Maximaler Krankheitsdruck in der Freilandzüchtung
Unsere gesamte Tomatenzüchtung ab der Kreuzung (die in den Gewächshäusern in unserem Lubera® Züchtungszentrum in Buchs ausgeführt wird), findet im Freiland statt. Potenzielle Sortenkandidaten sind also 6-10 Jahre immer dem Freilandstress und den natürlichen Witterungsbedingungen ausgesetzt. Das allein ist schon ein riesiger Unterschied zur industriellen Tomatenzüchtung, die im Wesentlichen in Gewächshäusern stattfindet und schliesslich auch zu Sorten führt, die für den geschützten Anbau im Gewächshaus bestimmt sind. Dabei ist der Züchtungsstandort im St. Galler Rheintal besonders gut geeignet, weil wir pro Jahr bis zu 1300mm Niederschlag verzeichnen, wobei ein schöner Teil des Regens auch in den Vegetationsmonaten anfällt. Dadurch sind die Witterungsrahmenbedingungen auch für die wichtigsten Pilzkrankheiten der Tomate, Phytophthora und Alternaria, ideal, das heisst unsere Züchtungspflanzen sind einem maximalen Krankheitsdruck ausgesetzt.
Zahlen zur Tomatenzüchtung
Pro Jahr pflanzen wir allein für die Freilandtomaten-Züchtung:
- 5000 Tomatenpflanzen total
- Ca. 150 Inzuchtlinien für die Sortenentwicklung
- Ca. 30 fortgeschrittene Inzuchtlinien im kommerziellen Status oder kurz davor
- 15-20 Kreuzungen in je nach Kreuzungsziel angepassten Pflanzenmengen
OpenSky® Tomaten
Die OpenSky® Tomatensorten von Lubera sind das Resultat der ganzen Anstrengungen. OpenSky® Tomatensorten sind speziell geeignet für die Freiland Gartenkultur im Garten oder auch im Topf, sie behalten bis zum Ende der Tomatensaison ca. 70% gesundes Laub und können so eine grösstmögliche Anzahl von Tomatenfrüchten ausreifen lassen. Bisher haben wir 7 OpenSky® Tomaten für den Gartenanbau eingeführt, 3 Stabtomaten mit Cherrytomaten, 2 Stabtomaten mit Salattomaten und zusätzlich zwei neue Strauchtomatensorten die ohne Gerüst im Beet oder auch in einem Topf angebaut werden können.
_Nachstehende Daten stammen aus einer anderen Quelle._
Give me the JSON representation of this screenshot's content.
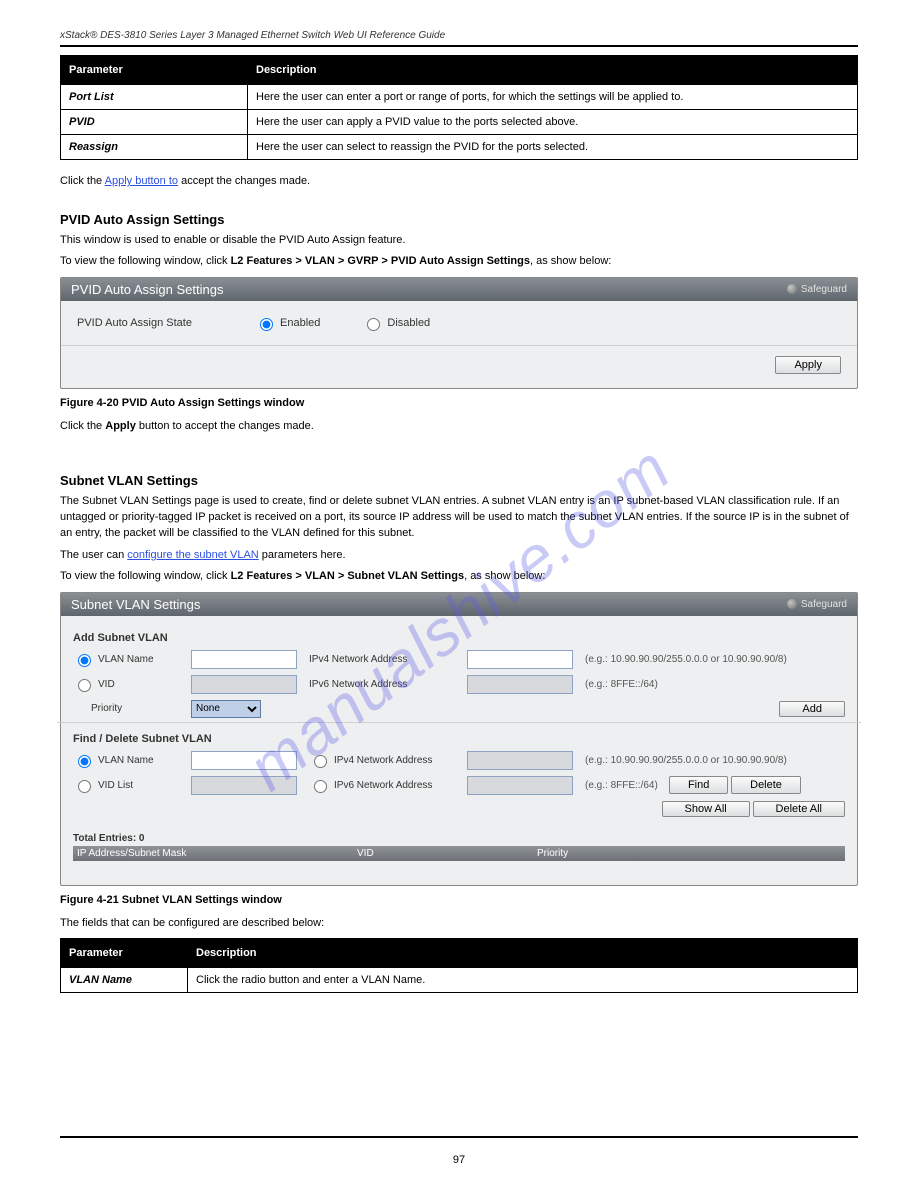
{
  "header": {
    "title": "xStack® DES-3810 Series Layer 3 Managed Ethernet Switch Web UI Reference Guide"
  },
  "table1": {
    "head": {
      "param": "Parameter",
      "desc": "Description"
    },
    "rows": [
      {
        "param": "Port List",
        "desc": "Here the user can enter a port or range of ports, for which the settings will be applied to."
      },
      {
        "param": "PVID",
        "desc": "Here the user can apply a PVID value to the ports selected above."
      },
      {
        "param": "Reassign",
        "desc": "Here the user can select to reassign the PVID for the ports selected."
      }
    ]
  },
  "text": {
    "apply_hint": "Click the Apply button to accept the changes made.",
    "pvid_title": "PVID Auto Assign Settings",
    "pvid_desc": "This window is used to enable or disable the PVID Auto Assign feature.",
    "pvid_nav_prefix": "To view the following window, click ",
    "pvid_nav_path": "L2 Features > VLAN > GVRP > PVID Auto Assign Settings",
    "pvid_suffix": ", as show below:",
    "pvid_fig": "Figure 4-20 PVID Auto Assign Settings window",
    "subnet_title": "Subnet VLAN Settings",
    "subnet_p1": "The Subnet VLAN Settings page is used to create, find or delete subnet VLAN entries. A subnet VLAN entry is an IP subnet-based VLAN classification rule. If an untagged or priority-tagged IP packet is received on a port, its source IP address will be used to match the subnet VLAN entries. If the source IP is in the subnet of an entry, the packet will be classified to the VLAN defined for this subnet.",
    "subnet_p2_prefix": "The user can ",
    "subnet_p2_link": "configure the subnet VLAN",
    "subnet_p2_suffix": " parameters here.",
    "subnet_nav_prefix": "To view the following window, click ",
    "subnet_nav_path": "L2 Features > VLAN > Subnet VLAN Settings",
    "subnet_suffix": ", as show below:",
    "subnet_fig": "Figure 4-21 Subnet VLAN Settings window",
    "fields_intro": "The fields that can be configured are described below:"
  },
  "panel_pvid": {
    "title": "PVID Auto Assign Settings",
    "safeguard": "Safeguard",
    "state_label": "PVID Auto Assign State",
    "enabled": "Enabled",
    "disabled": "Disabled",
    "apply": "Apply"
  },
  "panel_subnet": {
    "title": "Subnet VLAN Settings",
    "safeguard": "Safeguard",
    "add_section": "Add Subnet VLAN",
    "vlan_name": "VLAN Name",
    "vid": "VID",
    "priority": "Priority",
    "priority_sel": "None",
    "ipv4_label": "IPv4 Network Address",
    "ipv6_label": "IPv6 Network Address",
    "hint_ipv4": "(e.g.: 10.90.90.90/255.0.0.0 or 10.90.90.90/8)",
    "hint_ipv6": "(e.g.: 8FFE::/64)",
    "add_btn": "Add",
    "fd_section": "Find / Delete Subnet VLAN",
    "vid_list": "VID List",
    "find_btn": "Find",
    "delete_btn": "Delete",
    "show_all_btn": "Show All",
    "delete_all_btn": "Delete All",
    "total_entries": "Total Entries: 0",
    "col_ip": "IP Address/Subnet Mask",
    "col_vid": "VID",
    "col_priority": "Priority"
  },
  "table2": {
    "head": {
      "param": "Parameter",
      "desc": "Description"
    },
    "rows": [
      {
        "param": "VLAN Name",
        "desc": "Click the radio button and enter a VLAN Name."
      }
    ]
  },
  "footer": {
    "page_number": "97"
  },
  "watermark": "manualshive.com"
}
Weitere OpenSky® Züchtungsprogramme
Dabei sind die Tomaten nur der Anfang. Wir haben in den letzten 3 Jahren unsere Fruchtgemüsezüchtung auch auf Cilli und Paprika, auf Wassermelonen und Honigmelonen und Gurken ausgeweitet. Auch hier ist es das Ziel, Sorten zu erzielen, die ohne Gewächshausunterstützung und auch mit möglichst wenig Arbeitsaufwand problemlos im Garten und auf dem Balkon kultiviert werden können. Da die Züchtungsdauer für diese Fruchtgemüsearten ähnlich lange ist wie bei den Tomaten, können wir je nach Art in 3-6 Jahren mit den ersten neuen Sorten und Resultaten rechnen. Dennoch hat die Züchtung bei diesen anderen Fruchtgemüsearten schon jetzt einen riesigen Einfluss auf unser aktuelles Sortiment, weil wir für all diese Arten als Vorbereitung für die Züchtung Hunderte von Sorten 1-3 Jahre unter Freilandbedingungen auf unseren Zuchtfeldern testen, und entsprechend die besten Sorten schon für unser aktuelles Sortiment von Fruchtgemüse-Jungpflanzen auswählen können. Aus diesen Versuchen und Resultaten resultieren auch die in diesem Kapitel vorgestellten Fruchtgemüsesortimente, die vor allem aus Sorten bestehen, die wir im Freiland ausgiebig getestet haben.
Bild: Die supersüsse Freiland-Cherrytomate OpenSky® 'Sugared'® bildet extrem feste, knackige Früchte.
Bild: Die Freilandtomate OpenSky® 'Happyblack'® ist die erste schwarze resistente Freilandtomate.
Bild: Die Freilandtomate OpenSky® 'Tombonne'® ist die perfekte Salat- oder Rispentomate.
Bild: Die Freilandtomate OpenSky® 'Morningsun'® ist eine gelbe, fruchtige und frische Cherrytomate.